Published: Oct. 31, 2023 By ,


When students living in dorms on campus hear the festive sounds of horns and percussion coming from Farrand Field, they know it’s game day at CU Boulder. 

For the last 115 years, through rain, shine and snow, the College of Music’s Golden Buffalo Marching Band has served as an enduring rallying point, uniting the campus community in support of its beloved football team. 

A student organization of more than 230 members, the marching band performs at all home football games, at the Pearl Street Stampede on the evening before home games and at various events off campus. 

“We pride ourselves on being the tradition, heartbeat, spirit and pride of the university,“ said Matthew Dockendorf, director of the Golden Buffalo Marching Band. “We are the group on campus that announces a game day has arrived.” 

Since the hiring of Deion “Coach Prime” Sanders, game days have taken on a new meaning for the Boulder community...and the band is feeling the love.

“It's heightening our presence on campus and in the community,” said Dockendorf. “You can feel the energy even 15–20 minutes before we get ready to perform—there are more people, they're more excited, they're wearing Buffs gear and wanting to interact with the band.” 

During his inaugural year, Coach Prime has swiftly emerged as the pulse of campus culture, making regular appearances at local eateries, bolstering local businesses and drawing large crowds to Boulder.

His passion and dedication to excellence has spread like wildfire across campus, spearheading significant transformation not only in the football program but throughout student life, including the marching band. 

In February, Sanders held a meeting with Dockendorf and other band leaders in hopes of establishing a joint relationship between the football team and the band, mirroring the practices seen at historically black colleges and universities such as Jackson State University, where Sanders previously served as head coach. 

“At HBCUs, it’s kind of traditional that the bands kind of coincides,” Sanders said in a YouTube video posted by Well Off Media. “I know it’s a difference, but it don’t have to be. We like one big happy family.” 

In their meeting, Sanders and the band discussed ways to incorporate his vision for the team and his own personal brand in the traditions of CU Boulder game days. Now, the marching band plays Sanders’ theme song titled “Halftime” by the Ying Yang Twins at every game. 

John Davis, dean of the College of Music, believes Sanders has set a precedent not only for the marching band but the overall campus community. 

“I really admire [Sanders] and I think he's setting a fine example for the public, for his team and for campus leaders, including myself and others,” said Davis. “I think he's inspiring us to believe we can be better than we thought we could before, and that's an amazing message.”

The band always wins

Only around 20% of marching band members are majoring in music-related fields. The majority are non-music majors who join the band to incorporate their passion into their college experience. 

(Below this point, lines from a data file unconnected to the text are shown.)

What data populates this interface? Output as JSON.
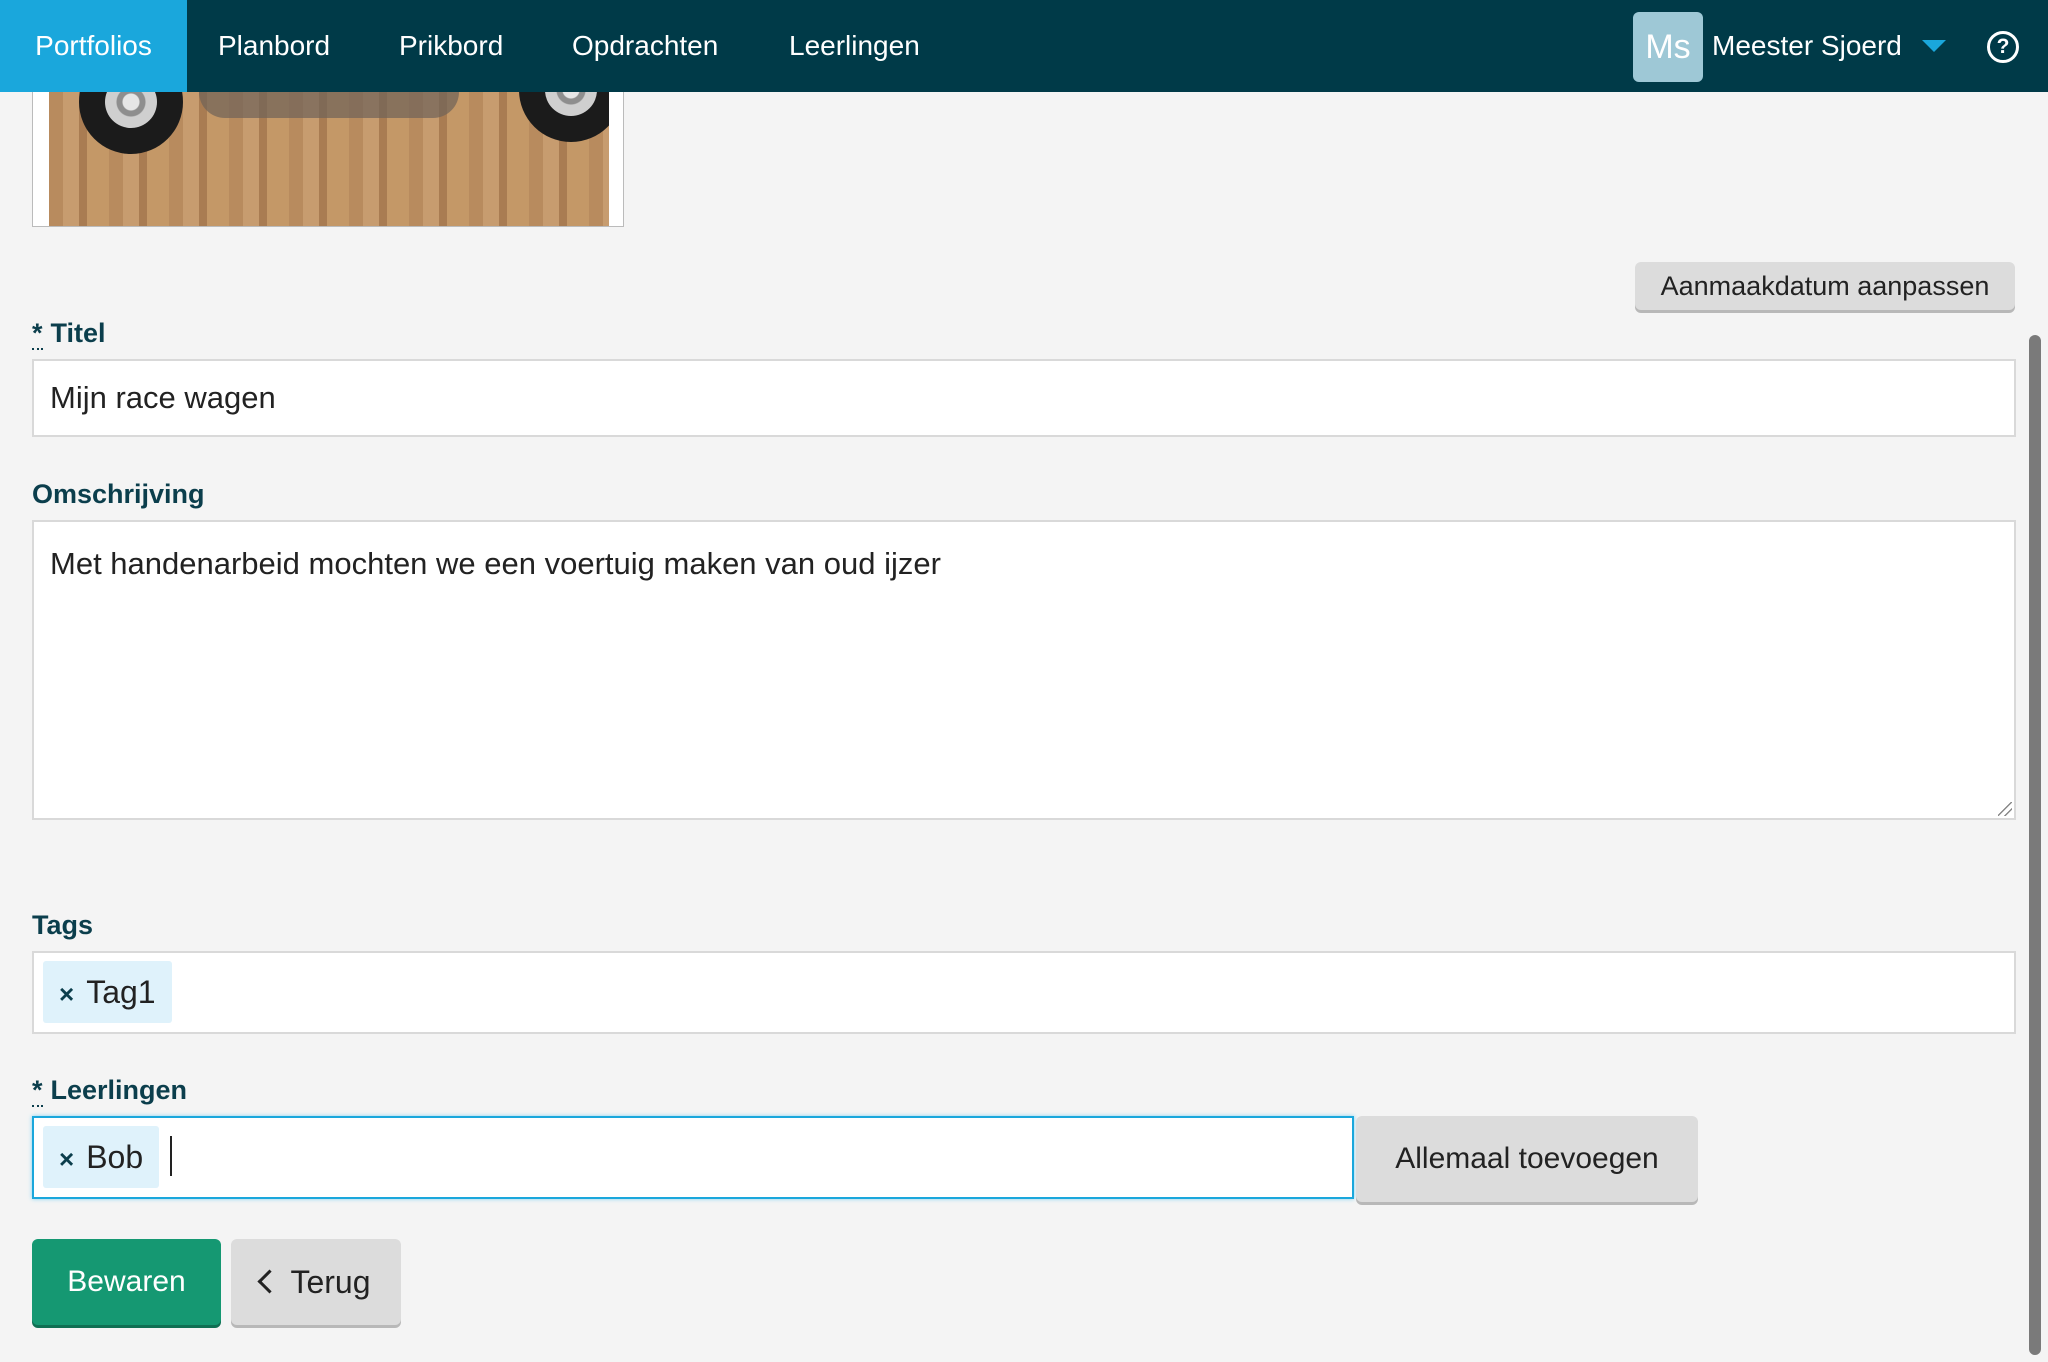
{
  "nav": {
    "items": [
      {
        "label": "Portfolios",
        "active": true
      },
      {
        "label": "Planbord",
        "active": false
      },
      {
        "label": "Prikbord",
        "active": false
      },
      {
        "label": "Opdrachten",
        "active": false
      },
      {
        "label": "Leerlingen",
        "active": false
      }
    ],
    "user": {
      "initials": "Ms",
      "name": "Meester Sjoerd"
    },
    "help_icon": "question-circle-icon"
  },
  "form": {
    "date_button": "Aanmaakdatum aanpassen",
    "title": {
      "required_mark": "*",
      "label": "Titel",
      "value": "Mijn race wagen"
    },
    "description": {
      "label": "Omschrijving",
      "value": "Met handenarbeid mochten we een voertuig maken van oud ijzer"
    },
    "tags": {
      "label": "Tags",
      "chips": [
        "Tag1"
      ]
    },
    "students": {
      "required_mark": "*",
      "label": "Leerlingen",
      "chips": [
        "Bob"
      ],
      "add_all_button": "Allemaal toevoegen"
    },
    "remove_glyph": "×",
    "save_button": "Bewaren",
    "back_button": "Terug"
  },
  "colors": {
    "nav_bg": "#003a48",
    "nav_active": "#1aa7dc",
    "save_green": "#159872",
    "label_color": "#0b3e4c",
    "chip_bg": "#dff2fb"
  }
}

“The marching band impacts the lives of students from across campus and that's part of our mission to develop universal, multifaceted, multi-skilled graduates,” said Davis. “Whether students are majoring in music, or another field, the integration of music into their lives and potentially into parts of their careers is what we're all about.” 

Similar to the football team, the band's success hinges on the collective efforts of its members. They've dedicated themselves to early morning rehearsals at 5 a.m. for morning games and have persevered through late-night performances that extend until 1 a.m. 

Among the many extracurricular programs within the College of Music, Davis believes the marching band creates the most long-lasting sense of camaraderie, collaboration and community for students.  

“There's something very special about being an individual who becomes part of a collective, and knows the resulting product is greater than the sum of those parts,” said Davis. “All the work they do, the long hours they spend rehearsing, and then to realize that in the end what they have created together is impactful...that's a beautiful thing.” 

According to Davis, many supporters of the College of Music for years have said, despite the successes or challenges of the football team, the band always shows up. 

“Even in past years when the football team wasn't projected to be great and the stands were almost empty, fans knew that Ralphie was gonna run, the cheerleaders were going to cheer, and the band was going to be in full throttle from beginning to end.” 

As we look forward to welcoming alumni, friends and families back to Boulder for Homecoming weekend, there’s one thing to keep in mind: No matter the hype, no matter the score—the band always wins.